Mix together approximately 14 ounces of ground lamb and 10 ounces of grated beets. Add one grated onion, 3 crushed garlic cloves and 3 tablespoons of herbs (parsley, dill, cilantro or whatever sounds good to you). Add approximately half a cup of cracked wheat or millet. Mix it all together with salt and pepper. Form into around 16 small patties and chill for one hour.

Preheat oven to 350. Lightly fry each meatball on each side until brown and then transfer to a baking sheet. Cook for 15-20 minutes in the oven. You'll have to try one to see if they are done as they stay a gorgeous color red even when cooked.
                                                    

Monday, May 13, 2013

Chickpea Flour Fritters with Spinach, Red Onion and Potatoes


I have been having fritter envy lately.

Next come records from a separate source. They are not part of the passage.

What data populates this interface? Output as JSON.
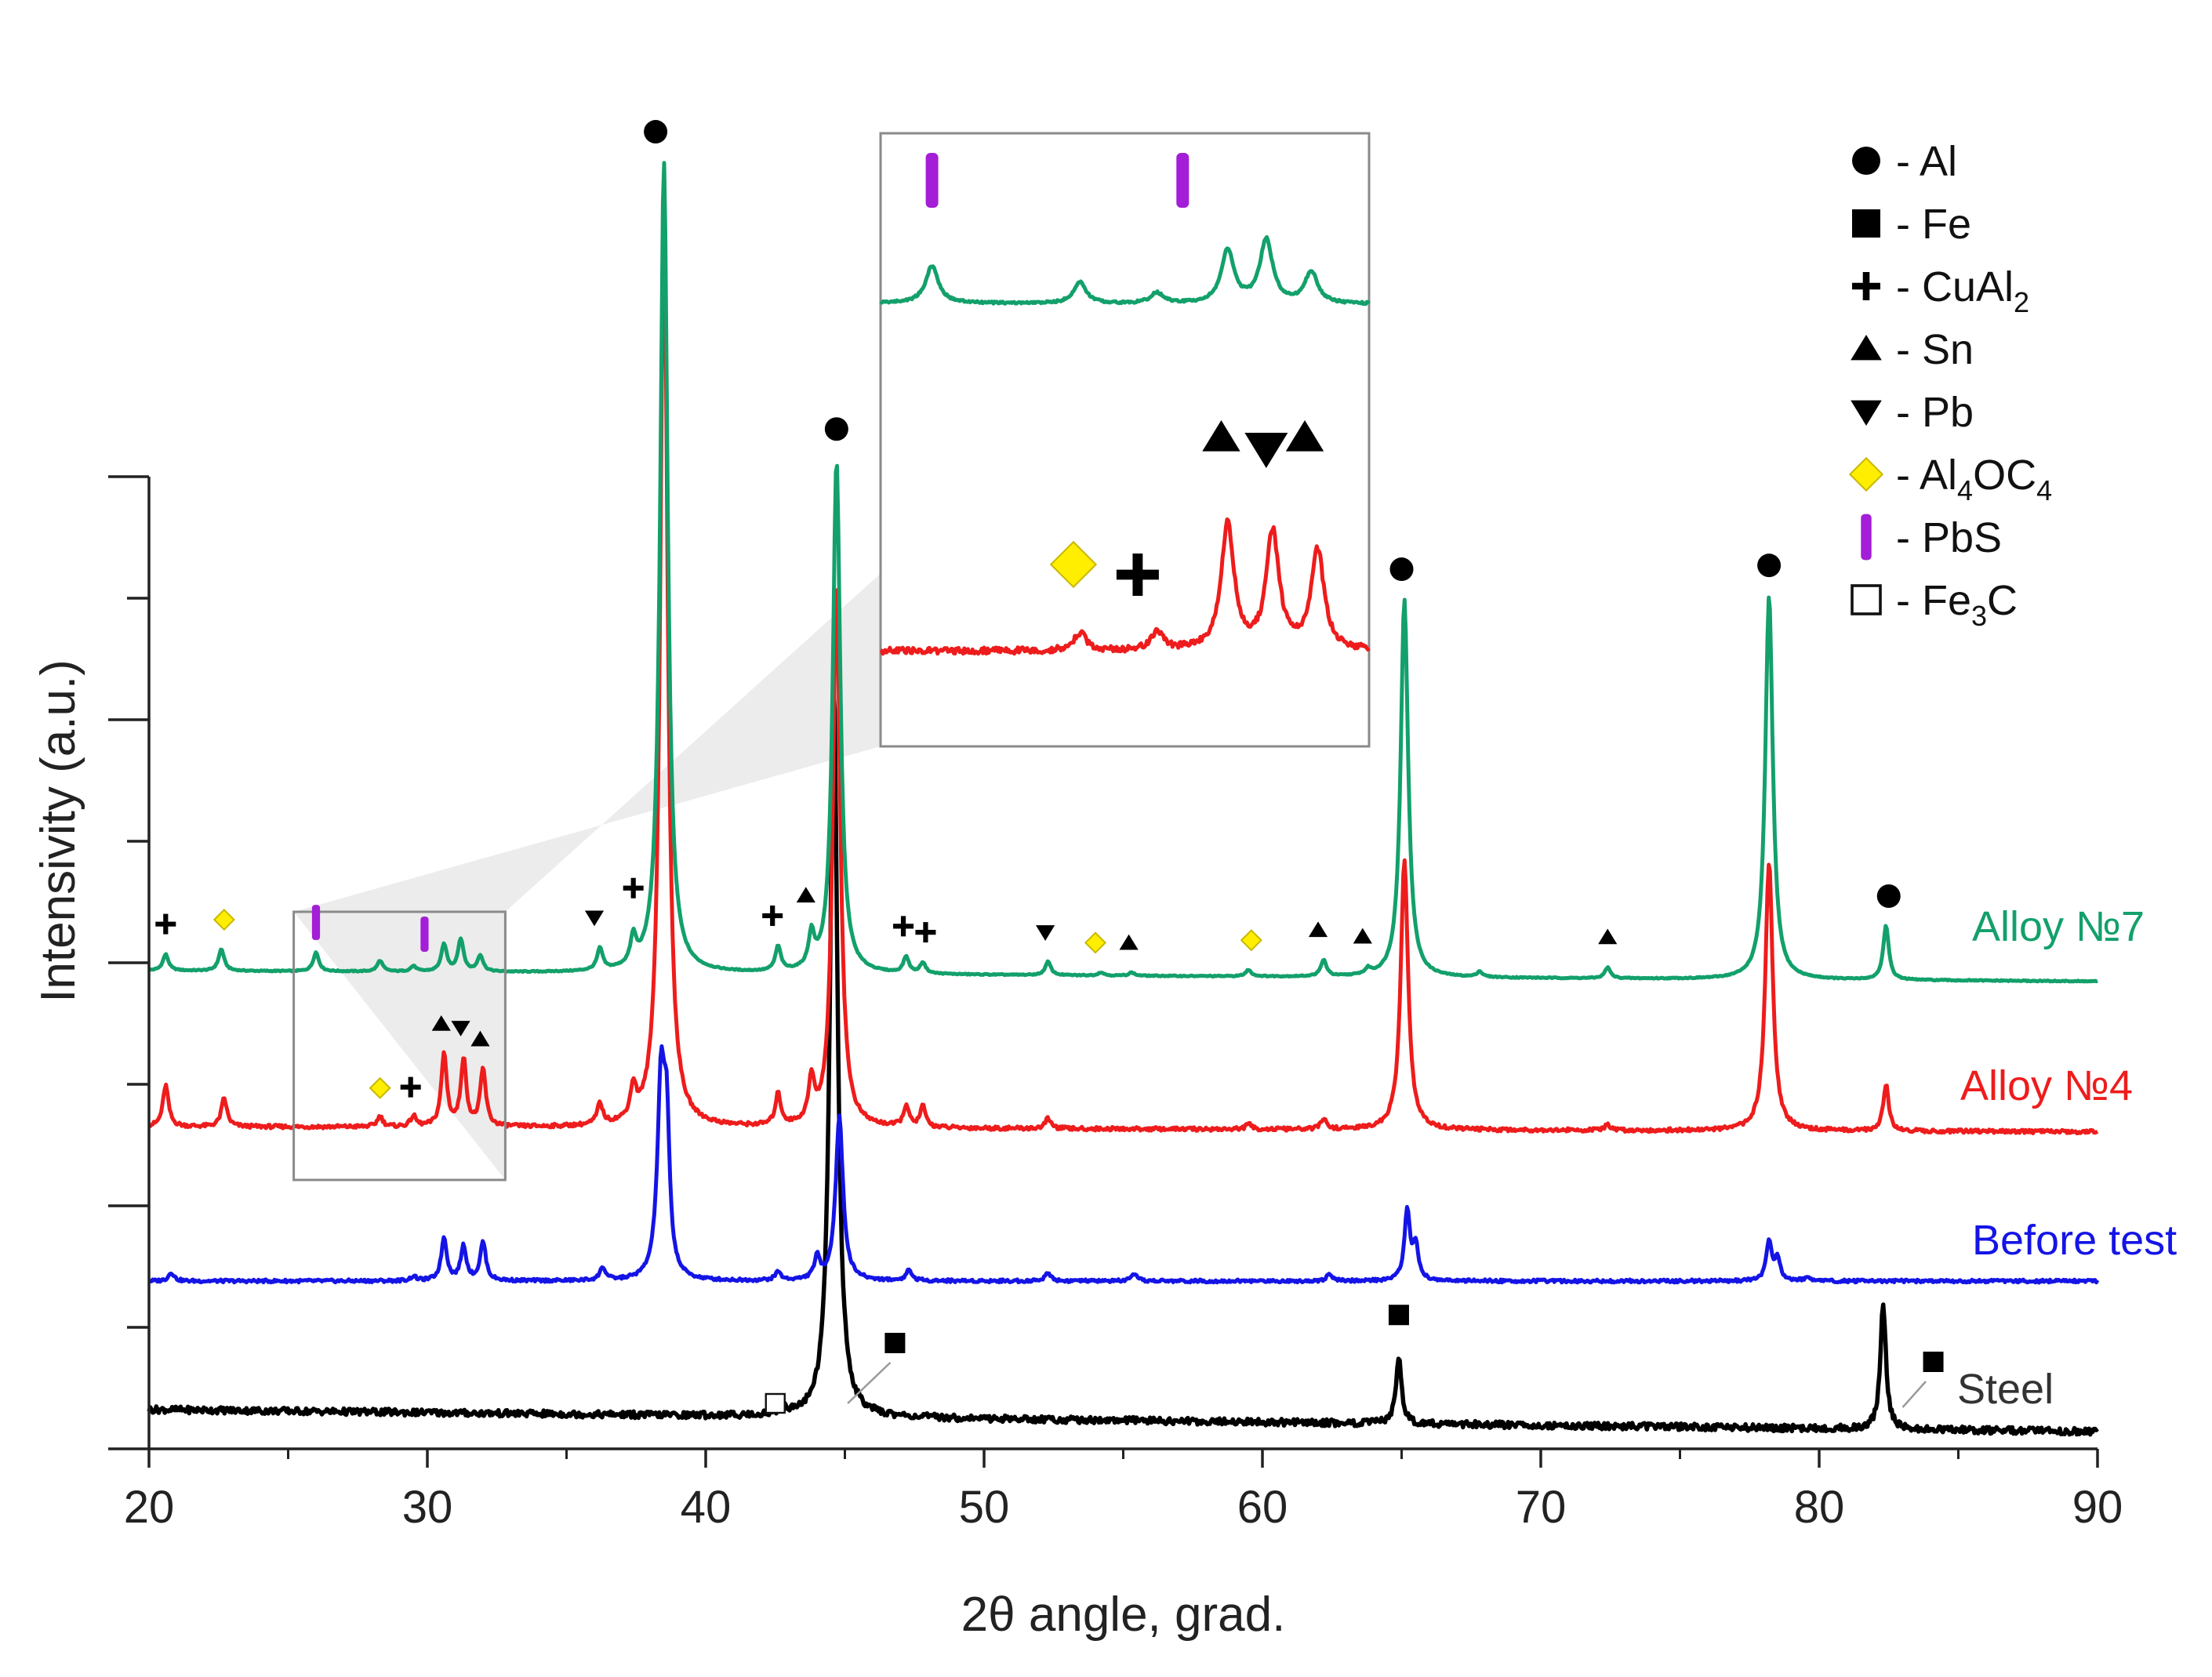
{
  "chart_data": {
    "type": "line",
    "title": "",
    "xlabel": "2θ angle, grad.",
    "ylabel": "Intensivity (a.u.)",
    "xlim": [
      20,
      90
    ],
    "xticks": [
      20,
      30,
      40,
      50,
      60,
      70,
      80,
      90
    ],
    "ytick_count": 9,
    "grid": false,
    "legend_position": "top-right",
    "y_units": "relative intensity (0-1 per series); series are vertically offset",
    "legend": [
      {
        "symbol": "circle",
        "label": "- Al"
      },
      {
        "symbol": "square",
        "label": "- Fe"
      },
      {
        "symbol": "plus",
        "label": "- CuAl",
        "subscript": "2"
      },
      {
        "symbol": "triangle-up",
        "label": "- Sn"
      },
      {
        "symbol": "triangle-down",
        "label": "- Pb"
      },
      {
        "symbol": "diamond",
        "label": "- Al",
        "subscript": "4",
        "label2": "OC",
        "subscript2": "4"
      },
      {
        "symbol": "bar",
        "label": "- PbS"
      },
      {
        "symbol": "open-square",
        "label": "- Fe",
        "subscript": "3",
        "label2": "C"
      }
    ],
    "series": [
      {
        "name": "Alloy №7",
        "label_text": "Alloy №7",
        "color": "#13a06b",
        "baseline_start": 0.0,
        "baseline_end": -0.02,
        "peaks": [
          [
            20.6,
            0.03
          ],
          [
            22.6,
            0.04
          ],
          [
            26.0,
            0.035
          ],
          [
            28.3,
            0.02
          ],
          [
            29.5,
            0.01
          ],
          [
            30.6,
            0.05
          ],
          [
            31.2,
            0.06
          ],
          [
            31.9,
            0.03
          ],
          [
            36.2,
            0.04
          ],
          [
            37.4,
            0.05
          ],
          [
            38.5,
            1.5
          ],
          [
            42.6,
            0.045
          ],
          [
            43.8,
            0.06
          ],
          [
            44.7,
            0.95
          ],
          [
            47.2,
            0.03
          ],
          [
            47.8,
            0.02
          ],
          [
            52.3,
            0.025
          ],
          [
            54.2,
            0.006
          ],
          [
            55.3,
            0.006
          ],
          [
            59.5,
            0.012
          ],
          [
            62.2,
            0.03
          ],
          [
            63.8,
            0.01
          ],
          [
            65.1,
            0.7
          ],
          [
            67.8,
            0.01
          ],
          [
            72.4,
            0.02
          ],
          [
            78.2,
            0.71
          ],
          [
            82.4,
            0.1
          ]
        ],
        "markers": [
          {
            "symbol": "plus",
            "x": 20.6
          },
          {
            "symbol": "diamond",
            "x": 22.7
          },
          {
            "symbol": "bar",
            "x": 26.0
          },
          {
            "symbol": "bar",
            "x": 29.9
          },
          {
            "symbol": "triangle-down",
            "x": 36.0
          },
          {
            "symbol": "plus",
            "x": 37.4
          },
          {
            "symbol": "circle",
            "x": 38.2
          },
          {
            "symbol": "plus",
            "x": 42.4
          },
          {
            "symbol": "triangle-up",
            "x": 43.6
          },
          {
            "symbol": "circle",
            "x": 44.7
          },
          {
            "symbol": "plus",
            "x": 47.1
          },
          {
            "symbol": "plus",
            "x": 47.9
          },
          {
            "symbol": "triangle-down",
            "x": 52.2
          },
          {
            "symbol": "diamond",
            "x": 54.0
          },
          {
            "symbol": "triangle-up",
            "x": 55.2
          },
          {
            "symbol": "diamond",
            "x": 59.6
          },
          {
            "symbol": "triangle-up",
            "x": 62.0
          },
          {
            "symbol": "triangle-up",
            "x": 63.6
          },
          {
            "symbol": "circle",
            "x": 65.0
          },
          {
            "symbol": "triangle-up",
            "x": 72.4
          },
          {
            "symbol": "circle",
            "x": 78.2
          },
          {
            "symbol": "circle",
            "x": 82.5
          }
        ]
      },
      {
        "name": "Alloy №4",
        "label_text": "Alloy №4",
        "color": "#ee1c1c",
        "baseline_start": 0.0,
        "baseline_end": -0.01,
        "peaks": [
          [
            20.6,
            0.08
          ],
          [
            22.7,
            0.055
          ],
          [
            28.3,
            0.02
          ],
          [
            29.5,
            0.02
          ],
          [
            30.6,
            0.14
          ],
          [
            31.3,
            0.13
          ],
          [
            32.0,
            0.11
          ],
          [
            36.2,
            0.04
          ],
          [
            37.4,
            0.06
          ],
          [
            38.5,
            1.78
          ],
          [
            42.6,
            0.06
          ],
          [
            43.8,
            0.08
          ],
          [
            44.7,
            1.05
          ],
          [
            47.2,
            0.04
          ],
          [
            47.8,
            0.04
          ],
          [
            52.3,
            0.02
          ],
          [
            59.5,
            0.01
          ],
          [
            62.2,
            0.02
          ],
          [
            65.1,
            0.52
          ],
          [
            72.4,
            0.01
          ],
          [
            78.2,
            0.52
          ],
          [
            82.4,
            0.09
          ]
        ],
        "markers": [
          {
            "symbol": "diamond",
            "x": 28.3
          },
          {
            "symbol": "plus",
            "x": 29.4
          },
          {
            "symbol": "triangle-up",
            "x": 30.5
          },
          {
            "symbol": "triangle-down",
            "x": 31.2
          },
          {
            "symbol": "triangle-up",
            "x": 31.9
          }
        ]
      },
      {
        "name": "Before test",
        "label_text": "Before test",
        "color": "#1414e6",
        "baseline_start": 0.0,
        "baseline_end": 0.0,
        "peaks": [
          [
            20.8,
            0.02
          ],
          [
            29.5,
            0.01
          ],
          [
            30.6,
            0.1
          ],
          [
            31.3,
            0.08
          ],
          [
            32.0,
            0.09
          ],
          [
            36.3,
            0.03
          ],
          [
            38.4,
            0.46
          ],
          [
            38.6,
            0.3
          ],
          [
            42.6,
            0.02
          ],
          [
            44.0,
            0.05
          ],
          [
            44.8,
            0.38
          ],
          [
            47.3,
            0.025
          ],
          [
            52.3,
            0.02
          ],
          [
            55.4,
            0.015
          ],
          [
            62.4,
            0.015
          ],
          [
            65.2,
            0.16
          ],
          [
            65.5,
            0.08
          ],
          [
            78.2,
            0.09
          ],
          [
            78.5,
            0.05
          ],
          [
            79.6,
            0.01
          ]
        ],
        "markers": []
      },
      {
        "name": "Steel",
        "label_text": "Steel",
        "color": "#000000",
        "baseline_start": 0.03,
        "baseline_end": 0.0,
        "peaks": [
          [
            42.8,
            0.01
          ],
          [
            44.6,
            1.0
          ],
          [
            64.9,
            0.09
          ],
          [
            82.3,
            0.17
          ]
        ],
        "markers": [
          {
            "symbol": "open-square",
            "x": 42.5
          },
          {
            "symbol": "square",
            "x": 46.8
          },
          {
            "symbol": "square",
            "x": 64.9
          },
          {
            "symbol": "square",
            "x": 84.1
          }
        ]
      }
    ],
    "inset": {
      "x_range": [
        25.2,
        32.8
      ],
      "source_series": [
        "Alloy №7",
        "Alloy №4"
      ],
      "markers_alloy7": [
        {
          "symbol": "bar",
          "x": 26.0
        },
        {
          "symbol": "bar",
          "x": 29.9
        }
      ],
      "markers_alloy4": [
        {
          "symbol": "diamond",
          "x": 28.2
        },
        {
          "symbol": "plus",
          "x": 29.2
        },
        {
          "symbol": "triangle-up",
          "x": 30.5
        },
        {
          "symbol": "triangle-down",
          "x": 31.2
        },
        {
          "symbol": "triangle-up",
          "x": 31.8
        }
      ]
    }
  }
}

It started with Smitten Kitchen’s post about cauliflower and feta fritters with pomegranate that people have been raving about lately. They look awesome! Unfortunately, most fritters contain the still-banned flour, eggs, cheese or all of the above. Sigh. Refusing to give up, I did a bit of research and…Indian pakoras to the rescue!

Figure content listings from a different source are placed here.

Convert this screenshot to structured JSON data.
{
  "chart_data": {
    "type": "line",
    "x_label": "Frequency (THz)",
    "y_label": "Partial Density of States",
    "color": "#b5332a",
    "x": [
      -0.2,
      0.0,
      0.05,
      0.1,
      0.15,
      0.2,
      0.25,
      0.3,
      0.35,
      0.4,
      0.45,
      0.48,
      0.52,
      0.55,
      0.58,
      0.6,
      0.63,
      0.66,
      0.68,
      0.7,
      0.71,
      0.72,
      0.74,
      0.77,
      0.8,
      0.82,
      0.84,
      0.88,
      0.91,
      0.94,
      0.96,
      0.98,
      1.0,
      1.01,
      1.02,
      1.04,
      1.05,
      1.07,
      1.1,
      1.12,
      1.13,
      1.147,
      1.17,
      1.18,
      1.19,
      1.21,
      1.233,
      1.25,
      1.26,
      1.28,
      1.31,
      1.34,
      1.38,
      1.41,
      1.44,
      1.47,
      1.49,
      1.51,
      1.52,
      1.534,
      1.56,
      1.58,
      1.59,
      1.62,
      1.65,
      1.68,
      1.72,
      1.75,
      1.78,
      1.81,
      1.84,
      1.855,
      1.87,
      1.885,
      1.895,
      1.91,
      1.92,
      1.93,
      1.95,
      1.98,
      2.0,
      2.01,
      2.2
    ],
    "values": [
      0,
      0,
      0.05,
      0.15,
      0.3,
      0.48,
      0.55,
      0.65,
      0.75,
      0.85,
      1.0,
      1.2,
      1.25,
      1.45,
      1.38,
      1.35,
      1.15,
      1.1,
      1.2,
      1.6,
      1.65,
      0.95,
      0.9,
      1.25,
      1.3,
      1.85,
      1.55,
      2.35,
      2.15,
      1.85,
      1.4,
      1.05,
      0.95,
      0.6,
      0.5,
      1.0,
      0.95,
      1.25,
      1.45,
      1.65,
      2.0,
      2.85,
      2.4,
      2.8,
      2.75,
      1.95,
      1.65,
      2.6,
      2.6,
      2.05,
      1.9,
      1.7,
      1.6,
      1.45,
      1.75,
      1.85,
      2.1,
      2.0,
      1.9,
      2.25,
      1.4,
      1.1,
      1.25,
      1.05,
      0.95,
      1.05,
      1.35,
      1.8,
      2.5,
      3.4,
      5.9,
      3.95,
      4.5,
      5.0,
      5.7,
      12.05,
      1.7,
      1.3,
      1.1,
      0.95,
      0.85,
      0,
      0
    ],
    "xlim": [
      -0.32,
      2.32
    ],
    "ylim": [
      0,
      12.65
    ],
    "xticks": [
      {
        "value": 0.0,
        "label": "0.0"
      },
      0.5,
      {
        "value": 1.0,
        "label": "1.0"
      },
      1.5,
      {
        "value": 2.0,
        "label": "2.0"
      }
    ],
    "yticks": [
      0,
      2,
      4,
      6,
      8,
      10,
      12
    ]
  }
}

These fried snacks are made with very thinly sliced red onions and potatoes, spinach and are packed with fresh spices. They hold together well and are easy to flip…especially if you are liberal with the oil. I’m becoming increasingly convinced that chickpea flour is the solution to all the world’s problems…or at least my cravings!

Thursday, May 2, 2013

Chicken Thighs Glazed with Lemon and Kalamata Olives


Chicken breasts are rarely very good. While ubiquitous on everything from Caesar salads to sandwiches, they are often tasteless and dry. They make for terrible leftovers since heating them up tends to dry them out even more. They are also expensive. Chicken thighs, however, have much more flavor and just enough fat to keep them tender and juicy when grilled, sautéed or thrown into curries. And they are much cheaper!

Last night I made this simple chicken recipe for fellow salt-lover Amie J. It’s a delicious combination of lemons, Kalamata olives, tarragon and capers that comes together quickly and is packed with flavor. I used chickpea flour instead of regular flour and regular lemons.



Double the recipe. Chicken thighs make great leftovers!

Wednesday, April 24, 2013

Turkey Meatballs with Zucchini, Green Onions and Sumac


Meatballs don’t need breadcrumbs or eggs. It’s official. I have made two of Ottolenghi’s versions and neither one required breadcrumbs as a filler. His lamb kofta recipe that I wrote up here relies on crushed pine nuts to hold them together. I recently made his turkey meatballs with grated zucchini and green onions and substituted the three eggs for flax seed with no issues. (One tablespoon of ground flaxseed with about 2 tablespoons of water equals one egg).

Breadcrumbs and eggs aside, these flavorful meatballs are awesome. And any recipe that simply says, ‘combine all ingredients in a mixing bowl’ immediately earns points in my book.  Since I wasn’t making the accompanying yogurt sauce (no substitute found for that yet!), I just added the sumac into the turkey mixture so I wouldn’t miss out on that flavor. All that’s left to do after mixing together all the ingredients is to pan sear them and throw them in the oven for 8 minutes.


I doubled the recipe as these little patties travel well and make for great lunches for a few days. They are so packed with flavor that you can serve them with a simple grain and sautéed vegetable to give your taste buds a rest between bites.